Роумэн снял трубку телефона, чтобы позвонить Вутвуду, но сразу же
опустил ее на рычаг; телефонные разговоры посольства фиксируются, позвоню
из "Дона Пио"; но каков Эрл Джекобс, а?! Ну, ИТТ, ну,
телефонно-телеграфная корпорация! Только отчего он решился так подставить
себя? Почему он пошел на то, чтобы открыться? Как он узнал, что я дома?
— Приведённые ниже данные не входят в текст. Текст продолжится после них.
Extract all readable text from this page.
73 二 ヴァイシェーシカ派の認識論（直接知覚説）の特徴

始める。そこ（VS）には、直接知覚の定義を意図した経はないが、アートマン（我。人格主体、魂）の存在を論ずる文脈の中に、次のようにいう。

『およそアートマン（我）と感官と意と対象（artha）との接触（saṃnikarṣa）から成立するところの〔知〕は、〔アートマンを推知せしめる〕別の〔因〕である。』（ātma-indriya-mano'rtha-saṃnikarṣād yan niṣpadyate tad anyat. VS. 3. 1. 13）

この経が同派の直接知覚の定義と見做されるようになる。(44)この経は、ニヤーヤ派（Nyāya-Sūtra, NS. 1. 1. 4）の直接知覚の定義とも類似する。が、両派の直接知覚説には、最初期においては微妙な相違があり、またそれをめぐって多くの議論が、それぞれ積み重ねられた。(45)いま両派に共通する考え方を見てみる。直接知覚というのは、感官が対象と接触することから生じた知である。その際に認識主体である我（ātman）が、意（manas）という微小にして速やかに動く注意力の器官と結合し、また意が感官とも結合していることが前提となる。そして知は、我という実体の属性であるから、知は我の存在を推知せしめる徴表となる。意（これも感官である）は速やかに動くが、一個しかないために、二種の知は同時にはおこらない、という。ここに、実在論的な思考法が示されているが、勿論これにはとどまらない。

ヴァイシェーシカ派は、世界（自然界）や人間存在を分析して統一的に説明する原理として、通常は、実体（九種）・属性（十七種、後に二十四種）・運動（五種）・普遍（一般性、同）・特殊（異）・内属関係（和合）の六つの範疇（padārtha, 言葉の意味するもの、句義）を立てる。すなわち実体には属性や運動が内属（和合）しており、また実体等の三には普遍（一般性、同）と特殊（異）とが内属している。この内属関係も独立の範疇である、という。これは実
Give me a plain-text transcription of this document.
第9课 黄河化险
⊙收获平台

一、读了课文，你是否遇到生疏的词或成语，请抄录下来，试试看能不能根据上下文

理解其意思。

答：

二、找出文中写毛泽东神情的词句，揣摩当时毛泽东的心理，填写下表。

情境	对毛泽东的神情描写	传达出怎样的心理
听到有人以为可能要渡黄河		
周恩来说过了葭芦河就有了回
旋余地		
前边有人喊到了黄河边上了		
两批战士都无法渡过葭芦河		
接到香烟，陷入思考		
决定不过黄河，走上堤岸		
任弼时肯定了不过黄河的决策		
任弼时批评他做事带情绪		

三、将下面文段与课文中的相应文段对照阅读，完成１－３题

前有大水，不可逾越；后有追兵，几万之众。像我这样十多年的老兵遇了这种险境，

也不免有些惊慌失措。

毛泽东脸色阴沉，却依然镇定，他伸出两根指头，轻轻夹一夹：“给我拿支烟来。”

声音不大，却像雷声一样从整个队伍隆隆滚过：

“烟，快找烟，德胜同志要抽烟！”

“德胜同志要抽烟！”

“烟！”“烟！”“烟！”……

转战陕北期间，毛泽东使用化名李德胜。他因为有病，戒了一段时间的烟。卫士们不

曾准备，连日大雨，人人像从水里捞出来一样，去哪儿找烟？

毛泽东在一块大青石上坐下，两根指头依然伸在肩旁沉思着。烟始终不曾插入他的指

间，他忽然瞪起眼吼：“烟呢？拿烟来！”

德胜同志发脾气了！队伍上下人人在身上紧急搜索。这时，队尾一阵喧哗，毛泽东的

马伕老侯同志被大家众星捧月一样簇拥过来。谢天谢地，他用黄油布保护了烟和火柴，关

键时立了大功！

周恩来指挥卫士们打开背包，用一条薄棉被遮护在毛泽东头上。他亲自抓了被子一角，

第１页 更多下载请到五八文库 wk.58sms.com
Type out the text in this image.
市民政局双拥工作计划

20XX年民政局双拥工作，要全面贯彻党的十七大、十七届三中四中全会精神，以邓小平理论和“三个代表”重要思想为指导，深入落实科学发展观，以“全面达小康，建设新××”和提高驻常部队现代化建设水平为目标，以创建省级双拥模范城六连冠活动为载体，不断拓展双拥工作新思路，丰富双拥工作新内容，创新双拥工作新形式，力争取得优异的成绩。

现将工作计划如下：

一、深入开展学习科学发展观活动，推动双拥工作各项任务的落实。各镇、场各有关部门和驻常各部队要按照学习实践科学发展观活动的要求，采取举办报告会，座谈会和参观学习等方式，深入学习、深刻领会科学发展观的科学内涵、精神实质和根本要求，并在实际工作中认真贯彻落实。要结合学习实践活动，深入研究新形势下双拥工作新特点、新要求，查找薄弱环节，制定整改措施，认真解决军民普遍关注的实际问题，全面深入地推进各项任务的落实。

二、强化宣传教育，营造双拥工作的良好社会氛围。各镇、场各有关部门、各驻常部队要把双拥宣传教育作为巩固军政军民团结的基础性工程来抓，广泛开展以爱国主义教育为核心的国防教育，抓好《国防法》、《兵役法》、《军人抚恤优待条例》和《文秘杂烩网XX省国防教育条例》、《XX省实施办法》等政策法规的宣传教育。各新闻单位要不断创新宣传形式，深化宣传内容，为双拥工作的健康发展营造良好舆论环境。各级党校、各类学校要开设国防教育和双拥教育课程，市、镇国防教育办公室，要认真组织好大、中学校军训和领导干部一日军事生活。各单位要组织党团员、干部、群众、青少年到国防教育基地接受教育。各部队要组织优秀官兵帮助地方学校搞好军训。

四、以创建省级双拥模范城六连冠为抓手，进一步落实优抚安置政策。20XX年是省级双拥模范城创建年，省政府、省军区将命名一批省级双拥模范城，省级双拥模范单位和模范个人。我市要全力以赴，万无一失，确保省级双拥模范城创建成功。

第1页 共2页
- Очень просто узнал, - ответил Штирлиц. - Смешно ему не узнать, если
у него работает Кемп, а он сам то и дело летает в Мюнхен. Другое дело, тут
вы правы, почему он открылся? Знаете, я почувствовал эндшпиль, когда мы
только встретились. Вы мне ничего не говорили и, видимо, имеете на это
веские основания, но я чувствую надвижение конца партии, Пол. В этом
смысле я вроде барометра, редко ошибаюсь.
- Вы тоже открываете мне далеко не все.
- И правильно делаю. А уж сейчас я просто не имею права открывать вам
то, что был готов открыть. Бывают такие моменты в жизни, когда человеку,
решившемуся на какой-то отчаянный поступок - а вы на него решились, -
лучше не знать всей правды, это может помешать.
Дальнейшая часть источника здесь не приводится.